A Singaporean man on death row for drug trafficking has been hanged in the city-state’s first execution in more than two years

SINGAPORE – A Singaporean man on death row for drug trafficking was hanged Wednesday in the city-state’s first execution in more than two years, human rights activists said.

Singapore, which has strict anti-drug laws, had halted executions due to the COVID-19 pandemic and last imposed the death penalty in November 2019.

Abdul Kahar Othman, 68, was hanged early Wednesday, anti-death penalty activist Kirsten Han said. The execution took place despite pleas from human rights activists, including the UN Human Rights Agency, for Kahar’s sentence to be commuted to life imprisonment. Han and several others held a small vigil outside the jail for Kahar late Tuesday.

Kahar, who came from a poor family and struggled with drug addiction since his teenage years, spent more time behind bars than as a free man, Han said. He was released from prison in 2005 after ten years in protective custody. In 2013, Kahar was convicted of drug trafficking and sentenced to death two years later.

Kahar’s incarceration without proper rehabilitation had made it difficult for him to break new ground, Han said.

Han, along with the UN and other human rights groups, has expressed concern that executions in the city-state could be accelerated after a two-year halt.

Transformative Justice Collective, a group working to reform Singapore’s criminal justice system, said the families of seven other death row inmates had recently received execution orders. Their cases were postponed due to legal appeals.

A Malaysian man with intellectual disabilities may be next in line after losing a final appeal against his death sentence on Tuesday.

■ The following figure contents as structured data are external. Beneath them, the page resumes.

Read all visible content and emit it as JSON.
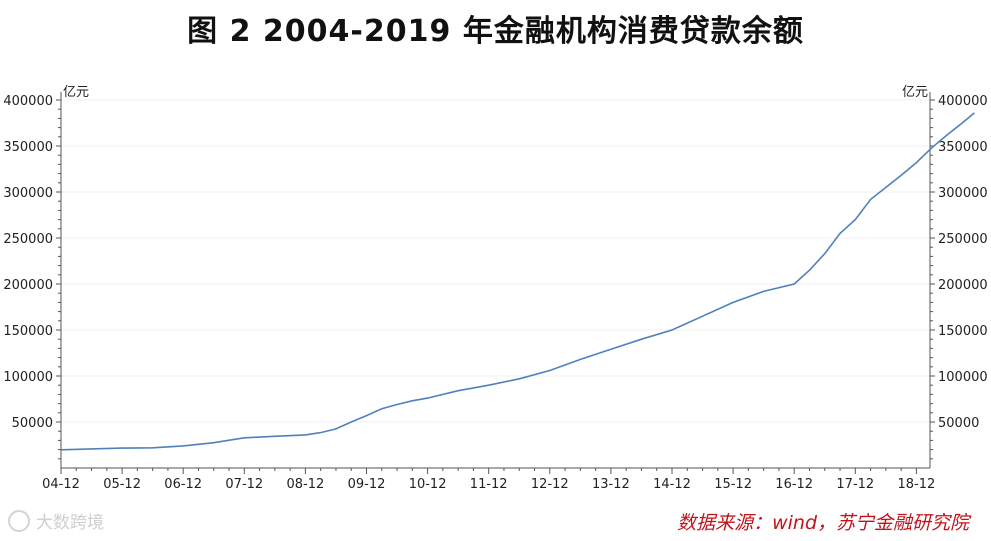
{
  "title": "图 2 2004-2019 年金融机构消费贷款余额",
  "source": "数据来源：wind，苏宁金融研究院",
  "watermark": "大数跨境",
  "colors": {
    "line": "#4f81bd",
    "axis": "#555555",
    "grid": "#f2f2f2",
    "source": "#c0141c"
  },
  "chart_data": {
    "type": "line",
    "title": "图 2 2004-2019 年金融机构消费贷款余额",
    "left_unit": "亿元",
    "right_unit": "亿元",
    "categories": [
      "04-12",
      "05-12",
      "06-12",
      "07-12",
      "08-12",
      "09-12",
      "10-12",
      "11-12",
      "12-12",
      "13-12",
      "14-12",
      "15-12",
      "16-12",
      "17-12",
      "18-12"
    ],
    "y_ticks": [
      50000,
      100000,
      150000,
      200000,
      250000,
      300000,
      350000,
      400000
    ],
    "ylim": [
      0,
      400000
    ],
    "grid": true,
    "series": [
      {
        "x": [
          0,
          0.5,
          1,
          1.5,
          2,
          2.5,
          3,
          3.5,
          4,
          4.25,
          4.5,
          4.75,
          5,
          5.25,
          5.5,
          5.75,
          6,
          6.5,
          7,
          7.5,
          8,
          8.5,
          9,
          9.5,
          10,
          10.5,
          11,
          11.5,
          12,
          12.25,
          12.5,
          12.75,
          13,
          13.25,
          13.5,
          13.75,
          14,
          14.25,
          14.5,
          14.75,
          14.95
        ],
        "values": [
          19800,
          20800,
          21600,
          22000,
          24000,
          27500,
          32800,
          34500,
          36000,
          38500,
          42500,
          50000,
          57000,
          64500,
          69000,
          73000,
          76000,
          84000,
          90000,
          97000,
          106000,
          118000,
          129000,
          140000,
          150000,
          165000,
          180000,
          192000,
          200000,
          215000,
          233000,
          255000,
          270000,
          292000,
          305000,
          318000,
          332000,
          348000,
          362000,
          375000,
          386000
        ]
      }
    ]
  }
}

Nagaenthran K. Dharmalingam has been on death row since 2010 for attempting to smuggle less than 43 grams of heroin into Singapore. In an earlier court hearing, his IQ was found to be 69 – a level internationally recognized as an intellectual disability, but the court ruled that Nagaenthran knew what he was doing by violating Singapore’s strict anti-drug laws.

Rights groups have urged Singaporean President Halimah Yacob to pardon Nagaenthran or commute his sentence. Malaysia’s leader, European Union representatives and global figures such as British business magnate Richard Branson have also joined calls to spare Nagaenthran’s life.